Technology is modifying the way we shop — some argue it is doing away with the old methods and even destroying them, killing the brick-and-mortar business. One way this is happening is through what collectively is known as ‘showrooming’: people are shopping for products in stores and then check their smart devices to see if there are cheaper offers to be found online. The design agency Foolproof made a survey in this regard and found out that one in five consumers admits to only visiting physical stores to check out a product in order to then buy it cheaper online.

Transforming Negative To Positive

However, while this new trend is worrying for those with physical showrooms and shops, it can be turned to the positive. Remember, people still need a showroom to be able to physically see the product before they buy it. With products such as fabrics that rely on their colors and feel to give the potential customers a good impression of what it is they are wanting to buy, showrooms are a must. No picture in the world will be able to transmit the sense of how a material will look and feel in the real world.
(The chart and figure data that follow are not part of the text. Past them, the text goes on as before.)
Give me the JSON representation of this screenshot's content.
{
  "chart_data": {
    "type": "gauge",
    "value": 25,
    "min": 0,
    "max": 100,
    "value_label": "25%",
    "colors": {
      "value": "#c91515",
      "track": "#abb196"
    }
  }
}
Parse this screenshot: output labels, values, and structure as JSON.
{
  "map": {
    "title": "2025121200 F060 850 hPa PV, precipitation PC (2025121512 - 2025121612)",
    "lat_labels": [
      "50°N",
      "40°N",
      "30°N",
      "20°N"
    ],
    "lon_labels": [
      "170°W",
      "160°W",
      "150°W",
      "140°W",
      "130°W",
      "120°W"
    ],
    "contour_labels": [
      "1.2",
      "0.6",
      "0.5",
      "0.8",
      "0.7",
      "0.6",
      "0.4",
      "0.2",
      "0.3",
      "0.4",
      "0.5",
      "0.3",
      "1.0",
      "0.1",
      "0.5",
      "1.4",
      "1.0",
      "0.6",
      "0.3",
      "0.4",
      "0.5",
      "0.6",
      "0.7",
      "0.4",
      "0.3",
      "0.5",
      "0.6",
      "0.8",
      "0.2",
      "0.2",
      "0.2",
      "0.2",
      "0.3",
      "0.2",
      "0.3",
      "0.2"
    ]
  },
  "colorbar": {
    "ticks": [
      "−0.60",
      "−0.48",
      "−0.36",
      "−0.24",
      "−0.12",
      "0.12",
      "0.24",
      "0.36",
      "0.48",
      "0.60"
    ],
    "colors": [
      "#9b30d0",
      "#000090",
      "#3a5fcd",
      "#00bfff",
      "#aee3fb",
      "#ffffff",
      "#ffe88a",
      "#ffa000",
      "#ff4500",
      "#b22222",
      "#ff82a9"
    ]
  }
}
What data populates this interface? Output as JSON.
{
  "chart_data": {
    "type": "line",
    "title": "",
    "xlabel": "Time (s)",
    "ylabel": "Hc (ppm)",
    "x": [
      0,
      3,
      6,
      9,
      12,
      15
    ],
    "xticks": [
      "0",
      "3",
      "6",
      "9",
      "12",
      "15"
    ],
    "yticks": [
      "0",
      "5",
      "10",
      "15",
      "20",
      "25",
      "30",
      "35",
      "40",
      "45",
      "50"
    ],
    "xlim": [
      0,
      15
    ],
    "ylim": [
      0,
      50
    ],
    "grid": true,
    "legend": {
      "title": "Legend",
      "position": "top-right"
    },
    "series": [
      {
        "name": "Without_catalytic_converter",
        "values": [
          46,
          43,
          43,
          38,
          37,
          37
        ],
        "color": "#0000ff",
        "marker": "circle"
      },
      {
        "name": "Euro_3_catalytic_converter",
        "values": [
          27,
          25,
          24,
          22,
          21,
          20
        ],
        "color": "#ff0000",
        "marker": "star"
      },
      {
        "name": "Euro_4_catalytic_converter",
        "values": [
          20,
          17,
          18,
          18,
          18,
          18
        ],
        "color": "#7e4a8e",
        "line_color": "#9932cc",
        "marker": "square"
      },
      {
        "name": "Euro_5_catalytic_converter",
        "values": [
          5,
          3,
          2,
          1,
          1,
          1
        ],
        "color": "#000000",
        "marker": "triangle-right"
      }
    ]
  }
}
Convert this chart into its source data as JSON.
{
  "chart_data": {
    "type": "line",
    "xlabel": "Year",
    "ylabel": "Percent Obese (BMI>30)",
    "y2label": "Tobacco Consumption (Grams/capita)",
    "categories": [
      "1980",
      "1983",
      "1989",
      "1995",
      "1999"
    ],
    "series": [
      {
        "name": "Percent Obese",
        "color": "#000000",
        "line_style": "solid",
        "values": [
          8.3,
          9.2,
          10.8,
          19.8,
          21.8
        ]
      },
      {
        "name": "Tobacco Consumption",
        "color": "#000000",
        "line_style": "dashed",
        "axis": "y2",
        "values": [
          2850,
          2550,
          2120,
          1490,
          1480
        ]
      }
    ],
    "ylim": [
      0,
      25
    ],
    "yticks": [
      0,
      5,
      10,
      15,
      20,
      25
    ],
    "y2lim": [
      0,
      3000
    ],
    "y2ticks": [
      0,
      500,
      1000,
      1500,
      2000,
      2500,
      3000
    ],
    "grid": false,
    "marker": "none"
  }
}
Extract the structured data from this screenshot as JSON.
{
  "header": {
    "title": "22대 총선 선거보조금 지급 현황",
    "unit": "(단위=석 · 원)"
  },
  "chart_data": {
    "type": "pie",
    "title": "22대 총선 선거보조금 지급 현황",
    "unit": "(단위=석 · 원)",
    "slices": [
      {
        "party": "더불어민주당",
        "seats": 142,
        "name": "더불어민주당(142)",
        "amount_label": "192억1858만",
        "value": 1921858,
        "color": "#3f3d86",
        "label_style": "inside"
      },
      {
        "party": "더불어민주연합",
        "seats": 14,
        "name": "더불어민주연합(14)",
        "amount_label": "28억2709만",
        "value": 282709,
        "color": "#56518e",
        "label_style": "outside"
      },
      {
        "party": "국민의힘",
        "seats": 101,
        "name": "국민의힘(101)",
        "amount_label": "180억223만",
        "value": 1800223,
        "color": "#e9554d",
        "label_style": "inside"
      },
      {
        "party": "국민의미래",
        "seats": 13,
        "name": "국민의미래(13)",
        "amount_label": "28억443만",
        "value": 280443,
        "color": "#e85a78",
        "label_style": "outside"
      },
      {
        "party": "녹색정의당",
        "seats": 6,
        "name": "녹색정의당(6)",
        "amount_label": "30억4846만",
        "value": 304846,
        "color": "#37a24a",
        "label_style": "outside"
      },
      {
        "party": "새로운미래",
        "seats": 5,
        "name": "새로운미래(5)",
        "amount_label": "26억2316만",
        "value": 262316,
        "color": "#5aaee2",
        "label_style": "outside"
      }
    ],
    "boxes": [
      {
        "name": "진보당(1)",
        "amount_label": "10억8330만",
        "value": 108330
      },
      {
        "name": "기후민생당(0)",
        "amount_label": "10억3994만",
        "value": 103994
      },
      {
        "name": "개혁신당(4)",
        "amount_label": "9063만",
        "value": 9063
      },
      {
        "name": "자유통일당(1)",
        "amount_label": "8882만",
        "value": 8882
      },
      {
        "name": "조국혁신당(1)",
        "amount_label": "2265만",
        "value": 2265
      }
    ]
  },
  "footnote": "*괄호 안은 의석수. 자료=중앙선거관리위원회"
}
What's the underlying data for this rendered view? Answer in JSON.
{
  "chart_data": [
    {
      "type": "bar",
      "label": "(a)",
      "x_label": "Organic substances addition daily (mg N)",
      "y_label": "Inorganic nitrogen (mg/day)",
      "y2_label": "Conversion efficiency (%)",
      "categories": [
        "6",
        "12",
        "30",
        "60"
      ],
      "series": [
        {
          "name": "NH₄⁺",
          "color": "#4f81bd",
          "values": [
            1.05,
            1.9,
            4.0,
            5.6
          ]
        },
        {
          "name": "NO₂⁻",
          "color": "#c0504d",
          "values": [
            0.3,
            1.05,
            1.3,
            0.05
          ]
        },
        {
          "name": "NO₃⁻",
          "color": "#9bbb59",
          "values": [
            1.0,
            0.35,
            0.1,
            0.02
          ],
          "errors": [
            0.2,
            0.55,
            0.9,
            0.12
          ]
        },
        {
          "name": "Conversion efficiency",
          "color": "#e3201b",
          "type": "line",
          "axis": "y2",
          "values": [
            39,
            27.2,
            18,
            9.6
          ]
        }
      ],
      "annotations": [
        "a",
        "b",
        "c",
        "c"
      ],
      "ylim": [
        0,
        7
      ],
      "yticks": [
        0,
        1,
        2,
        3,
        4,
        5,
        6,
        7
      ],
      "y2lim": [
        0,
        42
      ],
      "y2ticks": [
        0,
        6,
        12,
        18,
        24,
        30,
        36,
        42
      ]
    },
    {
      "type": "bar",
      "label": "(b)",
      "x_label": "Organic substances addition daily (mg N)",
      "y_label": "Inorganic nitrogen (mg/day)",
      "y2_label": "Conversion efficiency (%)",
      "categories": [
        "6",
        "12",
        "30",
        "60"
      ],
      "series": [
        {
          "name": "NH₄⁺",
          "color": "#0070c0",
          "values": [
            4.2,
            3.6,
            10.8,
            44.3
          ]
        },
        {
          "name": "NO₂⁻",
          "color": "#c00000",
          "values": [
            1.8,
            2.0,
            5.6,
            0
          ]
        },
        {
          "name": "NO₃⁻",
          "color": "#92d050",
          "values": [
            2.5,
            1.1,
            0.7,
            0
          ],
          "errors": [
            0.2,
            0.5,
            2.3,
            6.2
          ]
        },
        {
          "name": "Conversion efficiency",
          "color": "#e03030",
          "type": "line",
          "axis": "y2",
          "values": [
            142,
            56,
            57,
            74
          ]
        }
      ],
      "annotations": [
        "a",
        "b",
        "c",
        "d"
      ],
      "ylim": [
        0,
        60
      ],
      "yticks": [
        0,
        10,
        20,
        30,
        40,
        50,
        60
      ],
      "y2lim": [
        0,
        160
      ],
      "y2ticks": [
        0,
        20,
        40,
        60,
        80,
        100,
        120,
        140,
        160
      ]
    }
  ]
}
So let’s take the above study and flip it on its head: four in five may buy online later, but it can also mean that four in five will buy in the shop.

All Markets Are Being Served

It is very important to remember that online retailing is here to stay and that a business needs to be able to deliver both to online shopper as well as the walk-in clientele. At the same time technology that helps visualizing a product is certainly on the rise. 3D technology for example will make it possible for clients to play around with a virtual version of the product to see how it would look and feel on them or in their environment, before coming into the store to actually buy it.

The Winning Combination

The merging of online tech with the old-fashioned brick-and-mortar shopping experience can mean that a retailer can serve both a local as well as a global shopping community. For clients it’s a reassuring feeling to know that there is both a physical as well as an online presence. Especially with costlier products a client may do his initial online research, but then will want to go the extra mile and come into the shop for the final decision.

The Landscape Is Changing

Despite its infancy, online retailing is certainly changing the world of shopping in dramatic ways. It is important to remember that a business needs to evolve in order to attract and best serve a brand-new generation of shoppers and their expectations. These shoppers may come into the showroom to get a hands-on experience of the product, but may then change their minds or the order or even go elsewhere to make the final purchase. Alternately they may do online research first and then show up at the shop for the final decision.

No matter which method clients prefer to use, both the physical showroom as well as the practice of showrooming will be around for a while.